2 Walsh aides cleared of federal charges
When two Boston City Hall aides were found guilty on federal charges for pressuring officials at the Boston Calling music festival to hire union labor, critics pointed to the trial as prosecutorial overreach and the criminalization of politics.
Apparently, those critics were right.
On Wednesday, in a step that even he acknowledged was unusual, US District Court Judge Leo Sorokin overturned a jury’s August 2019 decision finding former Mayor Marty Walsh aides Ken Brissette and Tim Sullivan guilty of conspiracy to commit extortion and, in Brissette’s case, extortion.
Sorokin wrote that his 90-page decision was “based on the government’s failure to prove that either man committed the charged offenses.” He noted that neither Brissette nor Sullivan received a personal payoff from their conduct and questioned the applicability of the federal anti-extortion Hobbs Act to this case.
Company officials testified at trial that they worried they would not get city permits if they did not hire union stagehands. Brissette and Sullivan’s lawyers said they simply suggested hiring union workers to avoid an embarrassing public protest.
US Attorney Andrew Lelling, whose office prosecuted the men, said in a statement, “An impartial jury, following legal instructions written by the Court, voted unanimously to convict these two men. We are disappointed by this decision and will review our options.”
Brissette’s attorneys, in a statement reported by the AP, said Brissette and Sullivan did nothing wrong, and “Today’s ruling is consistent with our arguments that the evidence in this case did not support the charges brought against them.”
Lelling’s initial decision to prosecute, and the jury’s guilty verdict, drew strong criticism. Defense lawyer and civil liberties advocate Harvey Silverglate wrote for WGBH that the case was “dangerous to civil society and, not so incidentally, to all of our civil liberties” by blurring the line between illegal extortion and lawful political pressure.

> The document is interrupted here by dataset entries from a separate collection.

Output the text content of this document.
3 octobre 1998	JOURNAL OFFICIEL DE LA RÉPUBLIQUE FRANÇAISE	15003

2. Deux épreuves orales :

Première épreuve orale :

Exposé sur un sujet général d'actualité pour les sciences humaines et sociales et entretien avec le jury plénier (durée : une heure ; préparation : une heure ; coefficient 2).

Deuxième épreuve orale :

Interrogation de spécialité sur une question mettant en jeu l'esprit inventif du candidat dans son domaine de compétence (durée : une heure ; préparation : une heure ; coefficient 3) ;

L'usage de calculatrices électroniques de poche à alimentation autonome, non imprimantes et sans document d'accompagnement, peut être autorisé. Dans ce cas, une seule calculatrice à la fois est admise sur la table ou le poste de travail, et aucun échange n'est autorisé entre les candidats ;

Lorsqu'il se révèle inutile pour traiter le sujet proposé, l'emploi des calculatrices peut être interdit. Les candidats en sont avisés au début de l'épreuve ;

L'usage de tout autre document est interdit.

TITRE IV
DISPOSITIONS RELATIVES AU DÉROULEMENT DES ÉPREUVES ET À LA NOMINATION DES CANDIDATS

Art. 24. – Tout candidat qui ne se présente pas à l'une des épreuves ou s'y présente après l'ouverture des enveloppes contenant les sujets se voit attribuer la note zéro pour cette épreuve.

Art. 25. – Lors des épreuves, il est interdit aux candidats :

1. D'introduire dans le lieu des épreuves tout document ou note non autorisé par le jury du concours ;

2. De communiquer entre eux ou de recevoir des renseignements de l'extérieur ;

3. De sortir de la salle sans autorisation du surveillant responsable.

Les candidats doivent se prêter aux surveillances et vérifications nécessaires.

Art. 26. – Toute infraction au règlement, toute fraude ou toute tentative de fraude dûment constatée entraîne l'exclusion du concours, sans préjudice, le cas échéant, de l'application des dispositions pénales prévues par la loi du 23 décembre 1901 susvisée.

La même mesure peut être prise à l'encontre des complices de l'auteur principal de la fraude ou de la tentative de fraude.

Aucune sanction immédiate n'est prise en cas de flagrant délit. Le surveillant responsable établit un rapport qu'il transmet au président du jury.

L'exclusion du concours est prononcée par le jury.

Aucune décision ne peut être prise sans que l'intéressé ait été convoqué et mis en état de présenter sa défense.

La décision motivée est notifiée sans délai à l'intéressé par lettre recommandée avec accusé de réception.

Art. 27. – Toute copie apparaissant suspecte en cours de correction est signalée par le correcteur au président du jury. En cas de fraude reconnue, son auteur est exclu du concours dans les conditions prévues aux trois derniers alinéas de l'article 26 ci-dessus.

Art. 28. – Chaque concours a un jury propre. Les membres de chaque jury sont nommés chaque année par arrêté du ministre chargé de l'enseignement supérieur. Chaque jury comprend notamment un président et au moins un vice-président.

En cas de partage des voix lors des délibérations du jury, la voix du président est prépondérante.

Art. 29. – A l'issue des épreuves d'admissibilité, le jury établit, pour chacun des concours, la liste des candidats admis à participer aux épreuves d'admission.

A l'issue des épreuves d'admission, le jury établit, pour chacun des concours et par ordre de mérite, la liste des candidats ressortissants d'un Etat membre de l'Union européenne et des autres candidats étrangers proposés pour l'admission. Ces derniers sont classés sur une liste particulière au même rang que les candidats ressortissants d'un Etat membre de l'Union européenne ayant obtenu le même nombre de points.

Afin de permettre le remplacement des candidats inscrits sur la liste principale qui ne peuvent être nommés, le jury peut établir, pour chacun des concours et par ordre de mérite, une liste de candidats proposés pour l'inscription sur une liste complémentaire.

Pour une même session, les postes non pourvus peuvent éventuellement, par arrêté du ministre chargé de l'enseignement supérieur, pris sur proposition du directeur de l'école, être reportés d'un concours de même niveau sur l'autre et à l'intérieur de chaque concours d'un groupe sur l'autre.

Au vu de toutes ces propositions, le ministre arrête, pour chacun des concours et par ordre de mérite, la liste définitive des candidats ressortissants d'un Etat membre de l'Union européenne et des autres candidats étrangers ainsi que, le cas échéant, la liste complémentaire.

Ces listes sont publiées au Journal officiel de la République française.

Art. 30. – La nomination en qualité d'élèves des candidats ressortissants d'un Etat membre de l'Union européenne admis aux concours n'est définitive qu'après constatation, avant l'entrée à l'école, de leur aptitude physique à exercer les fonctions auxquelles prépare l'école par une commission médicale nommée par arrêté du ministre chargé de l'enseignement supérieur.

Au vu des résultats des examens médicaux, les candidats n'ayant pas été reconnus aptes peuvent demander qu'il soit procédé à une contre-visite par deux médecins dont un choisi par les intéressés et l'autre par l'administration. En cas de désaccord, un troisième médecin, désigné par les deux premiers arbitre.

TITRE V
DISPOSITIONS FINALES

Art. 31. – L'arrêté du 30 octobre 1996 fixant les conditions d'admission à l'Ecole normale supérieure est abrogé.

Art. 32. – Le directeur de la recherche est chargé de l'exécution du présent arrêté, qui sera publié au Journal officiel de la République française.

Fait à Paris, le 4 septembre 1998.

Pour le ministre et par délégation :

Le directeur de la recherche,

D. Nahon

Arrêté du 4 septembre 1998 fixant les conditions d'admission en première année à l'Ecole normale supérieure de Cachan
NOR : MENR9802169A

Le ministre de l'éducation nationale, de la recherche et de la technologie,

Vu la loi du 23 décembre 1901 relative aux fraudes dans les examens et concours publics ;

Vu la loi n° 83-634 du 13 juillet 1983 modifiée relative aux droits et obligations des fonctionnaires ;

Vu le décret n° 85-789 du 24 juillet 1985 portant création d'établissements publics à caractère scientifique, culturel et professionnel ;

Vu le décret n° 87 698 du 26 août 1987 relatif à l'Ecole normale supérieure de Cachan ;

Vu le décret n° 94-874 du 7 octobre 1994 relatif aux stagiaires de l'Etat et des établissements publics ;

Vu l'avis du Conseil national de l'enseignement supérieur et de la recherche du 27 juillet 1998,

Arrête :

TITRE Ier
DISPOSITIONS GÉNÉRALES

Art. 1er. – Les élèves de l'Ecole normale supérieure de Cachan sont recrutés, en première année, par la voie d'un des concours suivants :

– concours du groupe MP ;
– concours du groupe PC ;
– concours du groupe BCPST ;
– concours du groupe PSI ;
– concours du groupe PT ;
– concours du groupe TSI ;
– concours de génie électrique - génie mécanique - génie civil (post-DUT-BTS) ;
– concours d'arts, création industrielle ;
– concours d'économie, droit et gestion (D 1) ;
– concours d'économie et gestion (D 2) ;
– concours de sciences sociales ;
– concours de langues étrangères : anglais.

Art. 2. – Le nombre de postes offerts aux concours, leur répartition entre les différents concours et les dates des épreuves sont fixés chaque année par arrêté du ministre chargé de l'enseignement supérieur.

Boston City Councilor Lydia Edwards told WGBH that she worried the verdict will have a “chilling effect” on city officials’ ability to press corporations for favorable terms in city contracts.
In a Boston Herald op-ed, political strategist Joyce Ferriabough Bolling wrote that the case presents “a dangerous precedent to activists who have to negotiate, compromise, cajole, or sometimes even force-feed solutions” by lessening the distinction between advocacy and bribery.
Long-time defense attorney Martin Weinberg told the Boston Globe that it was “an unorthodox prosecution that was far outside the norm of federal extortion law.”
The Boston Globe reported Wednesday that federal prosecutors could appeal the ruling, but Sorokin said, if that happens, he would call for a new trial. The initial trial lasted two weeks.
It is not the first time federal prosecutors in Boston have failed in bringing extortion charges over union-related pressure. In 2014, a federal jury acquitted four Teamsters of threatening the non-union cast and crew of reality TV show Top Chef. Two other Teamsters were found guilty in 2014 for using aggressive behavior to pressure businesses to hire union workers, but their convictions were overturned on appeal.
Silverglate drew a parallel to the US Supreme Court’s decision to toss federal corruption charges against former Virginia Gov. Bob McDonnell, who received fancy gifts from a company CEO in exchange for helping his business. That decision centered on what constituted an “official act” by McDonnell.
Closer to home, Sorokin’s ruling recalls the Probation Department patronage hiring scandal. Probation Commissioner John O’Brien and deputies Elizabeth Tavares and William Burke were convicted by a jury in July 2014 for running a rigged hiring system — hiring employees based on political connections, not merit, then lying when they certified that the hires were done correctly.
As with the Boston Calling case, some critics called that prosecution overreach. A federal Appeals Court agreed and overturned the guilty verdicts.
Judge Juan Torruella wrote in that case a maxim that could just as easily apply here: “Not all unappealing conduct is criminal.”